On a beach in the Gulf of Thailand, a jarring encounter illustrates cultural difference in the extreme. Even a gesture, a smile, an interjection is dangerous when left untranslated.

It’s an age ago. I’m on a beach called Haad Rin Nok, on an island called Kho Pha Ngan in the Gulf of Thailand. The beach is deep, pale sand bounded by green steep headlands to the north and south, the sea in front, and wooden bars and bungalows behind.

There’s a Full Moon Party tonight.

It’s almost dark. Music is everywhere. The beaches and bars are scattered with backpackers. To the south is a small bar with a sand floor, tables running down the right, the bar to the left.

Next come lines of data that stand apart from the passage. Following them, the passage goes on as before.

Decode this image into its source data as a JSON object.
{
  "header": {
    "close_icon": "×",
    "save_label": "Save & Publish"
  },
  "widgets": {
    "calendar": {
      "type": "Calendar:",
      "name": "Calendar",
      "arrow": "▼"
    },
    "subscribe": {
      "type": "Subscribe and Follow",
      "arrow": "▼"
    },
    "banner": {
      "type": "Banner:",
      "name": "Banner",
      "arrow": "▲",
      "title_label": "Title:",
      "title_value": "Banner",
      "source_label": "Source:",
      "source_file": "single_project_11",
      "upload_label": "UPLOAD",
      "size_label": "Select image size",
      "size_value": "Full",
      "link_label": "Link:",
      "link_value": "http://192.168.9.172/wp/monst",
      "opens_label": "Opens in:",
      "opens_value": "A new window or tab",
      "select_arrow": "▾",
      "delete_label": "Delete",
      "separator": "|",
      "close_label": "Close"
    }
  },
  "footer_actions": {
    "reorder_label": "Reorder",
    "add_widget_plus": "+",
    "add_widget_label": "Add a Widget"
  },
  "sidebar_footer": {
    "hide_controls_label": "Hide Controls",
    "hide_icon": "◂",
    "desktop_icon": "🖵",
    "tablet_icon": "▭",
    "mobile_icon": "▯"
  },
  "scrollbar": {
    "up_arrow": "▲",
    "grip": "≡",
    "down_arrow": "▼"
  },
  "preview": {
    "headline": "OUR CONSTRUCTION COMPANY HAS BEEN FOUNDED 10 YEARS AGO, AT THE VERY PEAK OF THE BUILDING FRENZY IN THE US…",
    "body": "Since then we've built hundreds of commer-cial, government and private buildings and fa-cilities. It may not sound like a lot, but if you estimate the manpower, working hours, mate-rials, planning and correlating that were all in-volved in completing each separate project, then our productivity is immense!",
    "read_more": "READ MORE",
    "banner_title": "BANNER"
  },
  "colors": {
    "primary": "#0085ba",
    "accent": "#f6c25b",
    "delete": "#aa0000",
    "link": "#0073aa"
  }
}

It’s almost empty. That’s why I walked in.

Except it’s not quite empty. Four Thai men sit around a table. They’re slender and trim, slightly smaller than Europeans the way most Thai people are. Sweating bottles of Chang beer sit in front of them. One man has a long ponytail tied neatly back. His elbows rest on the table as he softly spits quick-fire whispers across it, punctuated with small emphatic gestures as tightly contained as the volume of his tirade. As he speaks he stares intently at the man opposite him, who hunches forward into this storm, arms tucked between his legs, leaving the table to the speaker in an unconscious act of submission. I notice all this in a glance and raise an eyebrow at the barman who returns the smallest of shrugs.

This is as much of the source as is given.